No threads	Single-threaded execution only.
No select/poll	WASI has `poll_oneoff` but no `select()`. Programs using `select()` need Emscripten.
Asyncify always required	Even simple programs need `wasm-opt --asyncify` because all `proc.fs.*` is async.

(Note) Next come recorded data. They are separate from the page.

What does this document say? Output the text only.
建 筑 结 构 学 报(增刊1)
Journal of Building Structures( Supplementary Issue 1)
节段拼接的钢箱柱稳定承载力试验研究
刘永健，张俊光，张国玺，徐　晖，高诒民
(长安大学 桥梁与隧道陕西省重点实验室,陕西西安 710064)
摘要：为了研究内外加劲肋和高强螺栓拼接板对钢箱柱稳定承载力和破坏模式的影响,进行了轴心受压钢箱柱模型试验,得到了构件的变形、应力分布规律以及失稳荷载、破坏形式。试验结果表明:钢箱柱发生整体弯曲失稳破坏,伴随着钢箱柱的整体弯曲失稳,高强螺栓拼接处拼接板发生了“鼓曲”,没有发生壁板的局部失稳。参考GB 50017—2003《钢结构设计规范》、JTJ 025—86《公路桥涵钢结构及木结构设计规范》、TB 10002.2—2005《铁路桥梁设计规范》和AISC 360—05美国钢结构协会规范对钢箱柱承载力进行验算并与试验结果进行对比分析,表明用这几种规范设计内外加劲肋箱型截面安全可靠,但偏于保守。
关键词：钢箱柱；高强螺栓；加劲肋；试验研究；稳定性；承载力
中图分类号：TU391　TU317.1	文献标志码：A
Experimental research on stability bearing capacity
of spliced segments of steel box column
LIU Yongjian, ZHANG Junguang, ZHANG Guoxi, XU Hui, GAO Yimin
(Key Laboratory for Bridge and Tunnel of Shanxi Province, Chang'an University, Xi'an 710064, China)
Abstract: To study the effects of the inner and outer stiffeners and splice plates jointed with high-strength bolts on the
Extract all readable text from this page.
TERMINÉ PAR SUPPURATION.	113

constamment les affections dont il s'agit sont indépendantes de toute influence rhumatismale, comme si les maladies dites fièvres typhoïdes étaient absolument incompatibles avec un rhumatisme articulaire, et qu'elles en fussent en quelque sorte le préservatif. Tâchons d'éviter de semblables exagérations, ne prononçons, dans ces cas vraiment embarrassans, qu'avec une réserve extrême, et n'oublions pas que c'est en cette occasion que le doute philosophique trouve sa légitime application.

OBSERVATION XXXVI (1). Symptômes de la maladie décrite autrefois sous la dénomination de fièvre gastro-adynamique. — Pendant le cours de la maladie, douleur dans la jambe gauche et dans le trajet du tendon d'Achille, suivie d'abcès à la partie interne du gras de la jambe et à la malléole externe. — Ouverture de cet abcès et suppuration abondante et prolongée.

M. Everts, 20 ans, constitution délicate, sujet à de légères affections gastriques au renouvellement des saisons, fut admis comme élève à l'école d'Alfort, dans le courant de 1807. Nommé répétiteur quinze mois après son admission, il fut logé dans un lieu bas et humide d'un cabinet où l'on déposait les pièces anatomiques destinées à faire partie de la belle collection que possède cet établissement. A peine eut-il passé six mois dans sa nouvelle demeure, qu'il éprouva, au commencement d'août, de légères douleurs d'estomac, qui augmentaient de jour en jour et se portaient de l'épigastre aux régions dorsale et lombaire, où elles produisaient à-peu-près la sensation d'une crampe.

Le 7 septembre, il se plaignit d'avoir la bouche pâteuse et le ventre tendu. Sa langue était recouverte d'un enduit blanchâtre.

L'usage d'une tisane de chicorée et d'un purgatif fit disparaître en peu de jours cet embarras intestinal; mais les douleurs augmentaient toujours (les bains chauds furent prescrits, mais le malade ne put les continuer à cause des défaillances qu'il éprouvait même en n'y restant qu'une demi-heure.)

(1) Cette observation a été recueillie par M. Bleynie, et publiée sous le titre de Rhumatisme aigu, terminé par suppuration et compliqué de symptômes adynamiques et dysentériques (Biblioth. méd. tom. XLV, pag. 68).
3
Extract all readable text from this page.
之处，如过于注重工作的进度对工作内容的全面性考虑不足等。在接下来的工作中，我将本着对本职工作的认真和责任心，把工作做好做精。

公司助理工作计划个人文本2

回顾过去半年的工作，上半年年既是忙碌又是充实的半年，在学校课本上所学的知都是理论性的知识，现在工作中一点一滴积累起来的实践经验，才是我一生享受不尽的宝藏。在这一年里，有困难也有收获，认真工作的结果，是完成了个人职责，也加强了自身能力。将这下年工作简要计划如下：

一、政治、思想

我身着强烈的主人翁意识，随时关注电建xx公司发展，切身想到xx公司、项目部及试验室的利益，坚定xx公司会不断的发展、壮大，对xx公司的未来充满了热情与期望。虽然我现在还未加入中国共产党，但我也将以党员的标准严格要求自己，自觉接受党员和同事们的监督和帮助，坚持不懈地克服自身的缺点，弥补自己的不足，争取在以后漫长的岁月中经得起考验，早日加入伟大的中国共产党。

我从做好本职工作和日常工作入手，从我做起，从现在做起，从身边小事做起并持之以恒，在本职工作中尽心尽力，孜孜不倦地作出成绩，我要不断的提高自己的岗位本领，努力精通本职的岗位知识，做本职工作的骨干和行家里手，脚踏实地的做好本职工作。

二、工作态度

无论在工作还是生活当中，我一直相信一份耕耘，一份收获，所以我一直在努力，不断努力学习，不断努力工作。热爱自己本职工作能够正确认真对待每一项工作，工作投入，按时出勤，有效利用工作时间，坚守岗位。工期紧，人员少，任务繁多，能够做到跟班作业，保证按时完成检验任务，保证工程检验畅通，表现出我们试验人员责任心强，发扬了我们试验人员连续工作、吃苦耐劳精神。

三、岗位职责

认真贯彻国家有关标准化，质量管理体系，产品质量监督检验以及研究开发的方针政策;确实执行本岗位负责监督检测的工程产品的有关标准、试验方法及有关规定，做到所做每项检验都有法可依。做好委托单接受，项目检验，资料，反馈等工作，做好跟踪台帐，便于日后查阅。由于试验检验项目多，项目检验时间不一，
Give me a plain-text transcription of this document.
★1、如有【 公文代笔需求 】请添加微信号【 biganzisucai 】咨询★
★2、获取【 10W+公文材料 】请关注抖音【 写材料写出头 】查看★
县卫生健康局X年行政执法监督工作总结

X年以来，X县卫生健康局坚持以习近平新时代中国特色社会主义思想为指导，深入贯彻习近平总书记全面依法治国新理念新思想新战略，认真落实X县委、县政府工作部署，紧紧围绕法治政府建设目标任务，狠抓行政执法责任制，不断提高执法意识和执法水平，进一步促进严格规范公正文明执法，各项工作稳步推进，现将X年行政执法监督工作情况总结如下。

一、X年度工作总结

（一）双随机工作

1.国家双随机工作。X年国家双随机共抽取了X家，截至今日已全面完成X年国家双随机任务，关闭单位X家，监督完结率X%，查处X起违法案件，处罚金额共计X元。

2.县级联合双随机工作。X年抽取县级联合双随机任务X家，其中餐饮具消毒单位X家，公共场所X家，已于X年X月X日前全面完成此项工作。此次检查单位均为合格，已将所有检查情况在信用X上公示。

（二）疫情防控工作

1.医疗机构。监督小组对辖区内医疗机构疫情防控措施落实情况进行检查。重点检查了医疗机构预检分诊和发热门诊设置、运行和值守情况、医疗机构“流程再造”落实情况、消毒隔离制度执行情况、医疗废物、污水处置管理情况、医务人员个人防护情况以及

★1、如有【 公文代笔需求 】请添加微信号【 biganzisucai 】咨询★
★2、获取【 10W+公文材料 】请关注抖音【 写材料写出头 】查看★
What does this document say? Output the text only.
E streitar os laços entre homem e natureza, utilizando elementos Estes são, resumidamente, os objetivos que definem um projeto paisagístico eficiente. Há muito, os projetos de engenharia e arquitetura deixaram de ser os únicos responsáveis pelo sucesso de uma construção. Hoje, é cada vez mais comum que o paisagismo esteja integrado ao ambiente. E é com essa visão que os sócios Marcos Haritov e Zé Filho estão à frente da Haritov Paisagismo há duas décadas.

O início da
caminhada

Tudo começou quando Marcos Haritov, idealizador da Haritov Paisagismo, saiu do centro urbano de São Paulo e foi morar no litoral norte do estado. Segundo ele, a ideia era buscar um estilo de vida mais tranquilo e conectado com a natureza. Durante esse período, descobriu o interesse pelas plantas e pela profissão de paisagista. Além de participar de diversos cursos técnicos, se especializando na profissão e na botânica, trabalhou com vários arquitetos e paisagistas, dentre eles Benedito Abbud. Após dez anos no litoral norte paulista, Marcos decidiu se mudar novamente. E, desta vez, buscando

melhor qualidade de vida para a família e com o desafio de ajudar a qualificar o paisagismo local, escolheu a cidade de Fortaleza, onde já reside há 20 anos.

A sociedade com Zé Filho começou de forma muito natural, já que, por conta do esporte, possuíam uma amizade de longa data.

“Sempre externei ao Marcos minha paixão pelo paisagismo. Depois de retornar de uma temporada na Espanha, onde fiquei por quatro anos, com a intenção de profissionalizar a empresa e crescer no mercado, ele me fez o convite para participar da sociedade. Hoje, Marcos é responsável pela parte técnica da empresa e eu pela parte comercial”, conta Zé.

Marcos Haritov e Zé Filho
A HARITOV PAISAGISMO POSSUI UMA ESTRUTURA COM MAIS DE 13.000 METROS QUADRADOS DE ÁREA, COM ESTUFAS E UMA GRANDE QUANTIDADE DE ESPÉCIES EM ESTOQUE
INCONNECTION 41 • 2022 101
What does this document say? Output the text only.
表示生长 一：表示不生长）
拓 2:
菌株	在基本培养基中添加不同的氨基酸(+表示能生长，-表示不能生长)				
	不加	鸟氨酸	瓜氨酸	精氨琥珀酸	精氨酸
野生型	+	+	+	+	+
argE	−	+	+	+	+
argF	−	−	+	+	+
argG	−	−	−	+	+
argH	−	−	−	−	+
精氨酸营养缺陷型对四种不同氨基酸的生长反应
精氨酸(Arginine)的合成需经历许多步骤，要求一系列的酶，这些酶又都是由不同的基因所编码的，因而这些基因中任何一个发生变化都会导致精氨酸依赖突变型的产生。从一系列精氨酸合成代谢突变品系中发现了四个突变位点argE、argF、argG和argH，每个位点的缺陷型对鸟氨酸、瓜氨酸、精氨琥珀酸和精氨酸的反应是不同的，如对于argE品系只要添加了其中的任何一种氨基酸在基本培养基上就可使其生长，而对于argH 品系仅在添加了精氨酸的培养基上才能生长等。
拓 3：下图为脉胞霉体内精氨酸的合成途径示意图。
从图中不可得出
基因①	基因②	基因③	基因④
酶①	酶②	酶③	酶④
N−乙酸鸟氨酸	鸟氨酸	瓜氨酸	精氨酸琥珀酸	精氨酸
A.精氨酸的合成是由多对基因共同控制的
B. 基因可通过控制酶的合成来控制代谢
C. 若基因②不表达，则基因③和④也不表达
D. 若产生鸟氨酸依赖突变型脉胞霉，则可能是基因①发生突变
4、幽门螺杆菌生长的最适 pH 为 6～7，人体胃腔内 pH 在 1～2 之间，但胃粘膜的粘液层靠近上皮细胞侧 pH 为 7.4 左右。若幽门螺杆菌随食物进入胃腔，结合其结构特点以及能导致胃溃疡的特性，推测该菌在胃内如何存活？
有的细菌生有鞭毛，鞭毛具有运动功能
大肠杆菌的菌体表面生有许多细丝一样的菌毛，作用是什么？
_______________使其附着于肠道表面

WASI vs Emscripten Quick Reference

Aspect	Emscripten	WASI
Factory	`createWasmBin(source, wasm, glue, opts)`	`createWasiBin(source, wasm, opts)`
Executor	`wasmExec()`	`wasiExec()`
File I/O	Copy-in/copy-out via MEMFS	Direct `proc.fs.*` routing via `WasiHost`
Asyncify	Compiled in (`-sASYNCIFY`)	Post-processed (`wasm-opt --asyncify`)
Asyncify driver	Emscripten’s `Asyncify` wrapper	`RawAsyncify` (binaryen ABI)
Glue file	`.mjs` (required)	None
TTY	Full (termios, ioctl)	Not supported
Rust target	`wasm32-unknown-emscripten`	`wasm32-wasip1`

Debugging

Asyncify Crashes: RuntimeError: unreachable

This almost always means a function in the WASM→JS call chain is suspending via handleSleep but isn’t listed in ASYNCIFY_IMPORTS. Check:

Which JS import is calling handleSleep?
Is that import’s name in -sASYNCIFY_IMPORTS?
Use -sASYNCIFY_ADVISE to see which functions Emscripten thinks need instrumentation.

Program Hangs (No Output)

Is ttyMode correct? A raw-mode program compiled without -sASYNCIFY will hang on the first read().
Are preload paths correct? Missing files cause silent fopen() failures.
Is select() involved? If so, you need asyncify-select.js.
Build with -O0 -g for better stack traces.

Wrong Exit Code

Emscripten’s exit() throws an ExitStatus exception. wasmExec and runWithAsyncify catch this and extract the status code. If you see unexpected exit codes, check that your C program calls exit() or returns from main() — not abort().

Files Not Syncing Back

Is the file’s parent directory in preloadPaths?
Did the C program actually close the file? (fclose() / close())
New files only sync back if they’re in a preloaded directory. A file created in /foo/bar/ won’t sync unless /foo/bar or /foo was preloaded.